The human muscle bundle generates versatile movements with synchronous neurosensory, enabling human to undertake complex tasks, which inspires researches into functional integration of motions and sensing in actuators for robots. Although soft actuators have developed diverse motion capabilities utilizing the inherent compliance, the simultaneous-sensing approaches typically involve adding sensing components or embedding certain-signal-field substrates, resulting in structural complexity and discrepant deformations between the actuation parts with high-dimensional motions and the sensing parts with heterogeneous stiffnesses. Inspired by the muscle-bundle multifiber mechanism, a multicavity functional integration (McFI) approach is proposed for soft pneumatic actuators to simultaneously realize multidimensional motions and sensing by separating and coordinating active and passive cavities. A bio-inspired interweaving foldable endomysium (BIFE) is introduced to construct and reinforce the multicavity chamber with optimized purposive foldability, enabling 3D printing single-material fabrication. Performing elongation, contraction, and bidirectional bending, the McFI actuator senses its spatial position, orientation, and axial force, based on the kinematic and sensing models built on multi-cavity pressures. Two McFI-actuator-driven robots are built: a soft crawling robot with path reconstruction and a narrow-maneuverable soft gripper with object exteroception, validating the practicality in stand-alone use of the actuator and the potential for intelligent soft robotic innovation of the McFI approach.

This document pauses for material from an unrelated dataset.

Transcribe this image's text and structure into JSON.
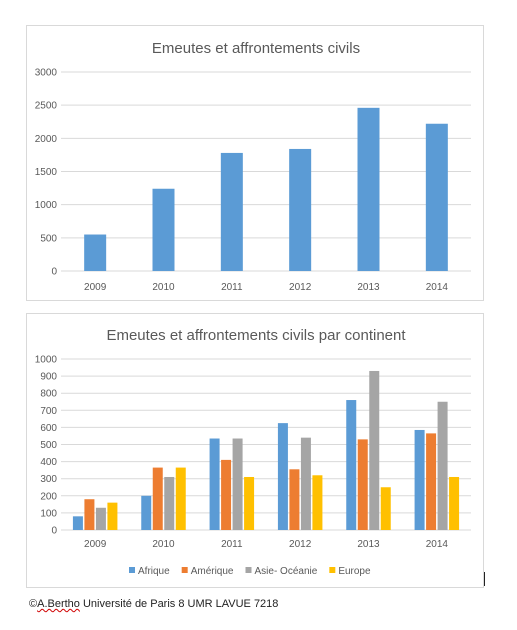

人类肌肉束通过同步神经传感产生多种运动,使人类能够承担复杂任务,这激发了对机器人执行器中运动与传感功能集成的研究。尽管软驱动器利用其固有的柔顺性发展出了多样的运动能力,但同时传感方法通常涉及添加传感组件或嵌入特定信号场基板,这导致了结构复杂性以及具有高维运动的驱动部件与具有不同刚度的传感部件之间的变形差异。受肌肉束多纤维机制的启发,提出了一种多腔功能集成(McFI)方法,用于软气动执行器,通过分离和协调主动腔和被动腔来同时实现多维运动和传感。引入了一种受生物启发的交织可折叠肌内膜(BIFE),以构建和加固具有优化的目标可折叠性的多腔室,实现3D打印单材料制造。通过执行伸长、收缩和双向弯曲,McFI执行器基于多腔压力建立的运动学和传感模型来感知其空间位置、方向和轴向力。构建了两个由McFI执行器驱动的机器人:一个具有路径重建功能的软爬行机器人和一个具有物体外部感知功能的窄操纵软夹爪,验证了该执行器单独使用的实用性以及McFI方法在智能软机器人创新方面的潜力。